Clissold argued this is one reason why “any weakness in growth [stocks] should be viewed as a countertrend rally within a [secular bull market for growth].” Another is that value rallies tend to be short-lived. There have been 73 trading days since September 9-10, when over two days the ratio of prices in growth stocks to value fell by 2.5%, inaugurating a period of value outperformance. Since that time, growth valuations relative to value have actually risen, which Clissold said is consistent with other periods in history when growth quickly regained its leadership role.
Despite these caveats, institutional investors believe that value stocks will retain leadership in 2020, according to RBC Capital Market’s December survey, which showed a majority of investors predicting that value stocks will outperform next year.
EventShares’ Phillips said that the key for investors who want to add more value stocks to their portfolio is to be selective. In 2019, his EventShares U.S. Legislative Opportunities ETF has thus far outperformed the S&P, in part by investing in value stocks that benefitted from policy-driven tailwinds.
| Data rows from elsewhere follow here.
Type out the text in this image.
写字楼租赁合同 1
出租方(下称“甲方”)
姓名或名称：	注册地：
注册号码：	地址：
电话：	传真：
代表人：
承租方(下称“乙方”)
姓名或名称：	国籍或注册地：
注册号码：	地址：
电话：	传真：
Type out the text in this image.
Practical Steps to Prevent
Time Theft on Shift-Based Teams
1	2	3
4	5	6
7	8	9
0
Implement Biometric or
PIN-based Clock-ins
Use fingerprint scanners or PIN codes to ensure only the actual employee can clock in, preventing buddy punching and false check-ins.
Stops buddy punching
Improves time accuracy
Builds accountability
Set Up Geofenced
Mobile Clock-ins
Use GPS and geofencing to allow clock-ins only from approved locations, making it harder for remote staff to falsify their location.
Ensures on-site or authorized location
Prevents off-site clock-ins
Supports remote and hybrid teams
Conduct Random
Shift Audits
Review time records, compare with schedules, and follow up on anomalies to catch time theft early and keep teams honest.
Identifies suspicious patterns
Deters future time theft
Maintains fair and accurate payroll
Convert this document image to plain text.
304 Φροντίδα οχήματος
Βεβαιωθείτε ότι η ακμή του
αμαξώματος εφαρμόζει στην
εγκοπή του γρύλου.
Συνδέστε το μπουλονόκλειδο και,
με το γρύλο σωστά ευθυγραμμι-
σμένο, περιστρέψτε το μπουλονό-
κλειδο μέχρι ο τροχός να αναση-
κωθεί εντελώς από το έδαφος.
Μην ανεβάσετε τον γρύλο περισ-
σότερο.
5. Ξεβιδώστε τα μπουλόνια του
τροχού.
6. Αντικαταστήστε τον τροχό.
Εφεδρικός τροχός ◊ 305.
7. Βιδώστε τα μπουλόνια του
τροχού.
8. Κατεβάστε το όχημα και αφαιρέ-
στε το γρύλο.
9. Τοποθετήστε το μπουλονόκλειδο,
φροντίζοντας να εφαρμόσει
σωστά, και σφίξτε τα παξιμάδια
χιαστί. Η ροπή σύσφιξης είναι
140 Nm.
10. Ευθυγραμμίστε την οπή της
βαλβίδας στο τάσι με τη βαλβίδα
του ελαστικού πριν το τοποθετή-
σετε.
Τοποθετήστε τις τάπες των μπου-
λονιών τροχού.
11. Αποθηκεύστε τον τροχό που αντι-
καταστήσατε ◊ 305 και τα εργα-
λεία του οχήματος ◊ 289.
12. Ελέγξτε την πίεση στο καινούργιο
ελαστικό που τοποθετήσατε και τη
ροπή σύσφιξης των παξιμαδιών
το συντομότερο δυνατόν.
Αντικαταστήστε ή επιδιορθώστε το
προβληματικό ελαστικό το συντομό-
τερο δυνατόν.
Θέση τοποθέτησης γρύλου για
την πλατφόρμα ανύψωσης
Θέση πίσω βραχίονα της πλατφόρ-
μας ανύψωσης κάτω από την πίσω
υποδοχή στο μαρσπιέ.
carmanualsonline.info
He placed large bets this year both on companies that benefitted from recent state-based efforts to legalize online gambling, as well as companies that are involved in the building of America’s 5G networks.
One example is Ciena Corp. a mid-cap provider of network and communication infrastructure that gained 26.4% year-to-date, but still has a forward price-to-earnings ratio of 16.5, below the S&P 500‘s 18.2, according to FactSet.
“There are a lot of value opportunities out there,” Phillips said. “They’re just not in the headlines.”